Before American dominance: the Netherlands spent 30 years conquering Indonesia then fought another war to conquer Bali, France conquered IndoChina and put down constant rebellions, Russia fought Japan, Germany and America nearly went to war over Samoa, Spain fought a century of opposition from Filipinos, then America conquered the Philippines and spent another decade putting down the resistance.
Everybody cut a violent slice out of China: France in the 1880s, Russia and Japan in the 1890s. England had already fought two "Opium Wars" against China to force the legalization of the drug there at the same time they were outlawing it back home. France fought another war attempting to take over Thailand (called Siam then).
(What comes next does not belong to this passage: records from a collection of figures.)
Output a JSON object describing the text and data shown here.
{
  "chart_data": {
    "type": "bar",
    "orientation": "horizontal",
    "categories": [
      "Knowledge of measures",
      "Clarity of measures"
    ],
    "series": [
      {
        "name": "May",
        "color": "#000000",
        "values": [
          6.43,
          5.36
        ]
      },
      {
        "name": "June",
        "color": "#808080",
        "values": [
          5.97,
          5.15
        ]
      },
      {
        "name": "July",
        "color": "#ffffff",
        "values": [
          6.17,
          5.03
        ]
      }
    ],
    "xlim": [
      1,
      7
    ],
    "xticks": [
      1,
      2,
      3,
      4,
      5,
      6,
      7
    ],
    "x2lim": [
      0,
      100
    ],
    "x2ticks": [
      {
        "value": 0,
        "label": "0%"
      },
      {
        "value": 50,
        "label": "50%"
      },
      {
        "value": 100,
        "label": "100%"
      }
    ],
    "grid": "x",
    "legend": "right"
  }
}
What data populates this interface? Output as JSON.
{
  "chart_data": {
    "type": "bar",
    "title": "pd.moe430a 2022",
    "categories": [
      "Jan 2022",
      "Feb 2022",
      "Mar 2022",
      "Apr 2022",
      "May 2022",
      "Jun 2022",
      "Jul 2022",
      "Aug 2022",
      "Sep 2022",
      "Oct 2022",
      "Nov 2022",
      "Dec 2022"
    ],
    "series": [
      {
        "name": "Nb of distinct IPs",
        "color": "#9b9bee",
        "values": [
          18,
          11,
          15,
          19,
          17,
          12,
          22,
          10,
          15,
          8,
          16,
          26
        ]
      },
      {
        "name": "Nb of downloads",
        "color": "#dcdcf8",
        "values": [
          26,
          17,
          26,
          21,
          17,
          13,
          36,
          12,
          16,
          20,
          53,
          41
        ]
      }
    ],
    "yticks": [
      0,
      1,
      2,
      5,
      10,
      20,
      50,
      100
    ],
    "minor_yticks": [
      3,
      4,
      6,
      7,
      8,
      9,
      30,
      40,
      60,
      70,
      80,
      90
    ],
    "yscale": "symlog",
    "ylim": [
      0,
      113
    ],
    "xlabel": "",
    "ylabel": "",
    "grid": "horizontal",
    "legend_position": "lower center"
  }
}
Japan outright conquered the former Chinese vassal of Formosa just 'cause. Germany muscled the already humiliated China into turning over control of part of its lands around Tsingtao (that's why they produce a great lager there today). Finally China responded with the violent Boxer Uprising, only to see itself put down once again. These constants losses led to China's 1911 Revolution. There would be almost constant internal rebellions over the next 30 years resulting from this weakness.
Then Japan and Russia fought over competing interests in China. This was a dress rehearsal for World War One, a fight among all the great colonial powers. In the Pacific Rim, Japan conquered all of Germany's holdings, including Tsingtao and Samoa. Toward the end of the war Russia had a revolution, leading to Japan, Britain, and the United States all invading Siberia and trying to set up Vladivostok at a separate nation, which eventually led to the Communists violently driving them out of Russia's Pacific Coast.
Then in the 1930s, Japan would twice launch major invasions of China, retaking Manchuria and culminating in the bloody reprisals at Nanjing (Nanking then) in 1937. American support for Chinese resistance (which was rooted in American wishes to maintain trade with the Far East and protect the Philippines) and the US embargo on oil for Japan's war led directly to the 1941 simultaneous attack on all French, British, and Dutch outposts in the Pacific Rim and the brief conquest of the Philippines.
By any reasonable measure, the fight for dominance was vastly bloodier and more turbulent--and led to greater repression of local populations--than all of what has transpired since US dominance was established. I don't excuse American belligerence in the world. But I'm not so blind to history to think that other nations would provide the same level of peace among the nations of the Far East if there were suddenly to be a new scramble for power.
Or perhaps you think that if the US withdrew from its Pacific bases that somehow there would NOT be a scramble for power in the resulting vacuum.